„Frieden beginnt, wo die Flagge des Flammenkreuzes weht“
"Frieden beginnt bei mir" lautet das Motto der aktuellen Jahreskampagne des Deutschen Caritasverbandes. Die individuelle Dimension dieses Satzes leuchtet ein - jede und jeder von uns kann durch sein Tun einen Beitrag zum Frieden leisten. Spiegelaufkleber ermutigen zur konkreten Friedensstiftung - gegen das Gefühl der Ohnmacht und der Gleichgültigkeit. Sie kleben an Spiegeln in unseren Einrichtungen und Diensten, deren Arbeit in vielerlei Hinsicht Frieden stiftet, die Schutzräume bieten, Versöhnung möglich machen und Menschen zu ihrem Recht verhelfen.
Wie aber kann der Frieden in der Ukraine beginnen, deren Bevölkerung seit mehr als zwei Jahren unter dem russischen Angriffskrieg leidet? Und was ist unser Beitrag, um die Schrecken des Krieges zu beenden? Papst Franziskus‘ Äußerungen zur weißen Fahne, die in der Ukraine aufgestellt werden solle, suggerierten, Frieden könne in der Ukraine wieder hergestellt werden, wenn das Land die Waffen streckt.
Die Frage nach dem Umgang mit Krieg und Gewalt führt in ein ethisches Dilemma, das derzeit viele Menschen bewegt: Ist es mit dem christlichen Friedensgebot vereinbar, Waffen in ein Kriegsgebiet zu liefern? Wird das Leiden der Menschen damit nicht verlängert? Andererseits: Darf den Opfern eines Krieges Hilfe verweigert werden? Gegen einen brutalen Aggressor ist es ein Gebot der Menschlichkeit, die Angegriffenen in ihrer Selbstverteidigung zu unterstützen.

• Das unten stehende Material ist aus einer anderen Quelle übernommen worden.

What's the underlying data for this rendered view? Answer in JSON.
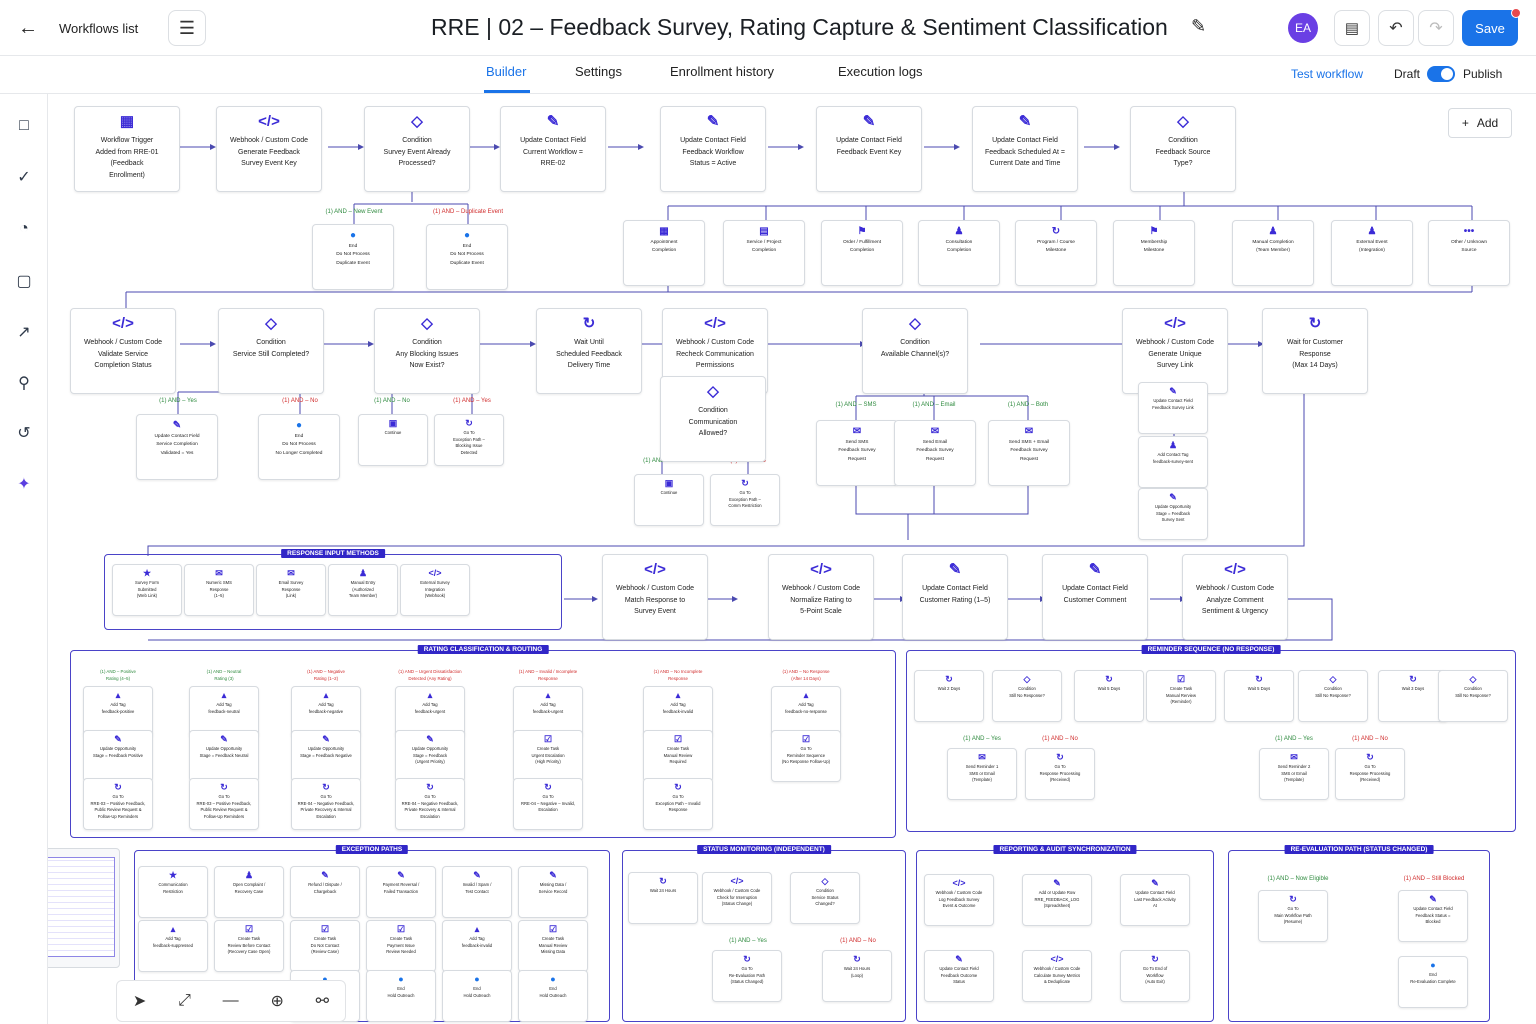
{
  "header": {
    "back_label": "Workflows list",
    "title": "RRE | 02 – Feedback Survey, Rating Capture & Sentiment Classification",
    "avatar": "EA",
    "save_label": "Save"
  },
  "tabs": [
    {
      "label": "Builder"
    },
    {
      "label": "Settings"
    },
    {
      "label": "Enrollment history"
    },
    {
      "label": "Execution logs"
    }
  ],
  "actions": {
    "test": "Test workflow",
    "draft": "Draft",
    "publish": "Publish",
    "add": "Add"
  },
  "colors": {
    "accent": "#1a73e8",
    "node_icon": "#3b2bd6",
    "group_border": "#4a43c8",
    "yes": "#2e8a3e",
    "no": "#d02c2c"
  },
  "rows": {
    "row1": [
      "Workflow Trigger\nAdded from RRE-01\n(Feedback\nEnrollment)",
      "Webhook / Custom Code\nGenerate Feedback\nSurvey Event Key",
      "Condition\nSurvey Event Already\nProcessed?",
      "Update Contact Field\nCurrent Workflow =\nRRE-02",
      "Update Contact Field\nFeedback Workflow\nStatus = Active",
      "Update Contact Field\nFeedback Event Key",
      "Update Contact Field\nFeedback Scheduled At =\nCurrent Date and Time",
      "Condition\nFeedback Source\nType?"
    ],
    "row1_branches": [
      "(1) AND – New Event",
      "(1) AND – Duplicate Event"
    ],
    "row1_ends": [
      "End\nDo Not Process\nDuplicate Event",
      "End\nDo Not Process\nDuplicate Event"
    ],
    "sources": [
      "Appointment\nCompletion",
      "Service / Project\nCompletion",
      "Order / Fulfillment\nCompletion",
      "Consultation\nCompletion",
      "Program / Course\nMilestone",
      "Membership\nMilestone",
      "Manual Completion\n(Team Member)",
      "External Event\n(Integration)",
      "Other / Unknown\nSource"
    ],
    "row3": [
      "Webhook / Custom Code\nValidate Service\nCompletion Status",
      "Condition\nService Still Completed?",
      "Condition\nAny Blocking Issues\nNow Exist?",
      "Wait Until\nScheduled Feedback\nDelivery Time",
      "Webhook / Custom Code\nRecheck Communication\nPermissions",
      "Condition\nAvailable Channel(s)?",
      "Webhook / Custom Code\nGenerate Unique\nSurvey Link",
      "Wait for Customer\nResponse\n(Max 14 Days)"
    ],
    "row3_labels": [
      "(1) AND – Yes",
      "(1) AND – No",
      "(1) AND – No",
      "(1) AND – Yes",
      "(1) AND – SMS",
      "(1) AND – Email",
      "(1) AND – Both",
      "(1) AND – Yes",
      "(1) AND – No"
    ],
    "row3_children": [
      "Update Contact Field\nService Completion\nValidated = Yes",
      "End\nDo Not Process\nNo Longer Completed",
      "Continue",
      "Go To\nException Path –\nBlocking Issue\nDetected",
      "Condition\nCommunication\nAllowed?",
      "Continue",
      "Go To\nException Path –\nComm Restriction",
      "Send SMS\nFeedback Survey\nRequest",
      "Send Email\nFeedback Survey\nRequest",
      "Send SMS + Email\nFeedback Survey\nRequest",
      "Update Contact Field\nFeedback Survey Link",
      "Add Contact Tag\nfeedback-survey-sent",
      "Update Opportunity\nStage = Feedback\nSurvey Sent"
    ],
    "groups": [
      "RESPONSE INPUT METHODS",
      "RATING CLASSIFICATION & ROUTING",
      "REMINDER SEQUENCE (NO RESPONSE)",
      "EXCEPTION PATHS",
      "STATUS MONITORING (INDEPENDENT)",
      "REPORTING & AUDIT SYNCHRONIZATION",
      "RE-EVALUATION PATH (STATUS CHANGED)"
    ],
    "inputs": [
      "Survey Form\nSubmitted\n(Web Link)",
      "Numeric SMS\nResponse\n(1–5)",
      "Email Survey\nResponse\n(Link)",
      "Manual Entry\n(Authorized\nTeam Member)",
      "External Survey\nIntegration\n(Webhook)"
    ],
    "row4": [
      "Webhook / Custom Code\nMatch Response to\nSurvey Event",
      "Webhook / Custom Code\nNormalize Rating to\n5-Point Scale",
      "Update Contact Field\nCustomer Rating (1–5)",
      "Update Contact Field\nCustomer Comment",
      "Webhook / Custom Code\nAnalyze Comment\nSentiment & Urgency"
    ],
    "rating_labels": [
      "(1) AND – Positive\nRating (4–5)",
      "(1) AND – Neutral\nRating (3)",
      "(1) AND – Negative\nRating (1–2)",
      "(1) AND – Urgent Dissatisfaction\nDetected (Any Rating)",
      "(1) AND – Invalid / Incomplete\nResponse",
      "(1) AND – No Incomplete\nResponse",
      "(1) AND – No Response\n(After 14 Days)"
    ],
    "rating_tags": [
      "Add Tag\nfeedback-positive",
      "Add Tag\nfeedback-neutral",
      "Add Tag\nfeedback-negative",
      "Add Tag\nfeedback-urgent",
      "Add Tag\nfeedback-urgent",
      "Add Tag\nfeedback-invalid",
      "Add Tag\nfeedback-no-response"
    ],
    "rating_mid": [
      "Update Opportunity\nStage = Feedback Positive",
      "Update Opportunity\nStage = Feedback Neutral",
      "Update Opportunity\nStage = Feedback Negative",
      "Update Opportunity\nStage = Feedback\n(Urgent Priority)",
      "Create Task\nUrgent Escalation\n(High Priority)",
      "Create Task\nManual Review\nRequired",
      "Go To\nReminder Sequence\n(No Response Follow-Up)"
    ],
    "rating_end": [
      "Go To\nRRE-03 – Positive Feedback,\nPublic Review Request &\nFollow-Up Reminders",
      "Go To\nRRE-03 – Positive Feedback,\nPublic Review Request &\nFollow-Up Reminders",
      "Go To\nRRE-04 – Negative Feedback,\nPrivate Recovery & Internal\nEscalation",
      "Go To\nRRE-04 – Negative Feedback,\nPrivate Recovery & Internal\nEscalation",
      "Go To\nRRE-04 – Negative – Invalid,\nEscalation",
      "Go To\nException Path – Invalid\nResponse"
    ],
    "reminder": [
      "Wait 2 Days",
      "Condition\nStill No Response?",
      "Wait 5 Days",
      "Create Task\nManual Rerview\n(Reminder)",
      "Wait 5 Days",
      "Condition\nStill No Response?",
      "Wait 3 Days",
      "Condition\nStill No Response?"
    ],
    "reminder_labels": [
      "(1) AND – Yes",
      "(1) AND – No",
      "(1) AND – Yes",
      "(1) AND – No"
    ],
    "reminder_children": [
      "Send Reminder 1\nSMS or Email\n(Template)",
      "Go To\nResponse Processing\n(Received)",
      "Send Reminder 2\nSMS or Email\n(Template)",
      "Go To\nResponse Processing\n(Received)"
    ],
    "exceptions": [
      "Communication\nRestriction",
      "Open Complaint /\nRecovery Case",
      "Refund / Dispute /\nChargeback",
      "Payment Reversal /\nFailed Transaction",
      "Invalid / Spam /\nTest Contact",
      "Missing Data /\nService Record"
    ],
    "exceptions_mid": [
      "Add Tag\nfeedback-suppressed",
      "Create Task\nReview Before Contact\n(Recovery Case Open)",
      "Create Task\nDo Not Contact\n(Review Case)",
      "Create Task\nPayment Issue\nReview Needed",
      "Add Tag\nfeedback-invalid",
      "Create Task\nManual Review\nMissing Data"
    ],
    "exceptions_end": [
      "End\nHold Outreach",
      "End\nHold Outreach",
      "End\nHold Outreach",
      "End\nHold Outreach"
    ],
    "status": [
      "Wait 24 Hours",
      "Webhook / Custom Code\nCheck for Interruption\n(Status Change)",
      "Condition\nService Status\nChanged?"
    ],
    "status_labels": [
      "(1) AND – Yes",
      "(1) AND – No"
    ],
    "status_children": [
      "Go To\nRe-Evaluation Path\n(Status Changed)",
      "Wait 24 Hours\n(Loop)"
    ],
    "reporting": [
      "Webhook / Custom Code\nLog Feedback Survey\nEvent & Outcome",
      "Add or Update Row\nRRE_FEEDBACK_LOG\n(Spreadsheet)",
      "Update Contact Field\nLast Feedback Activity\nAt",
      "Update Contact Field\nFeedback Outcome\nStatus",
      "Webhook / Custom Code\nCalculate Survey Metrics\n& Deduplicate",
      "Go To End of\nWorkflow\n(Auto Exit)"
    ],
    "reeval_labels": [
      "(1) AND – Now Eligible",
      "(1) AND – Still Blocked"
    ],
    "reeval": [
      "Go To\nMain Workflow Path\n(Resume)",
      "Update Contact Field\nFeedback Status =\nBlocked",
      "End\nRe-Evaluation Complete"
    ]
  }
}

Frieden gelingt nur, wenn er von allen gewollt wird: Wo Menschen Gewalt und Grausamkeit erfahren, wo sogar das Recht auf Leben in Frage gestellt wird, ist die (Selbst-)Verteidigung die einzige Möglichkeit, um die unmittelbare Aggression und Bedrohung abzuwenden. Erst dann können Recht und Gerechtigkeit wieder hergestellt werden.

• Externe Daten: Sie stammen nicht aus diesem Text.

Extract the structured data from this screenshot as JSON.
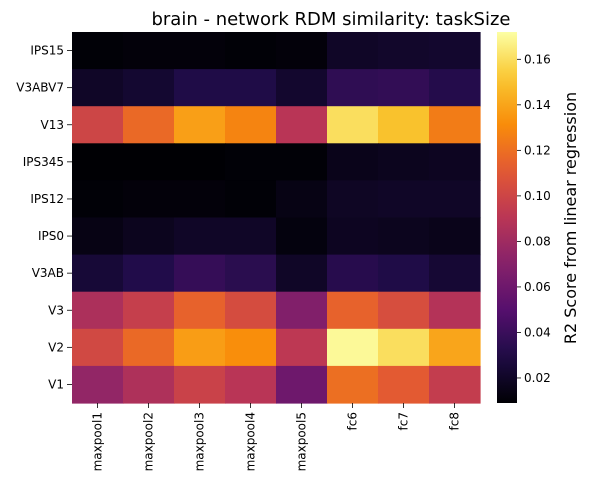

Frieden muss - nach Krieg und Gewalt - ein gerechter Frieden sein, der weit mehr umfasst als die Abwesenheit von kriegerischen Handlungen; es muss ein langfristiger Frieden sein und nicht nur ein Waffenstillstand oder gar eine einseitige Kapitulation.
Die Menschen in der Ukraine werden sich auch weiterhin auf unsere Solidarität und die Arbeit unserer Kolleginnen und Kollegen vor Ort verlassen können. Frieden beginnt hier im Kleinen. Frieden beginnt, wo die Flagge des Flammenkreuzes weht. Sei es in den zahlreichen Kindergärten, in denen die Caritas Ukraine kriegstraumatisierten Kindern einen sicheren Ort der Zuflucht schafft, sei es innerhalb der Arbeit der mobilen Pflegedienste, die zum Teil unter Einsatz ihres Lebens Alte und Kranke entlang der Frontlinie versorgen. Jedes der Hilfsangebote der Caritas in der Ukraine, die bereits mehr als drei Millionen Menschen erreicht haben, ist gelebte Solidarität und hält den Blick auf den Horizont des Friedens offen, selbst wenn der Weg dahin noch nicht sichtbar ist.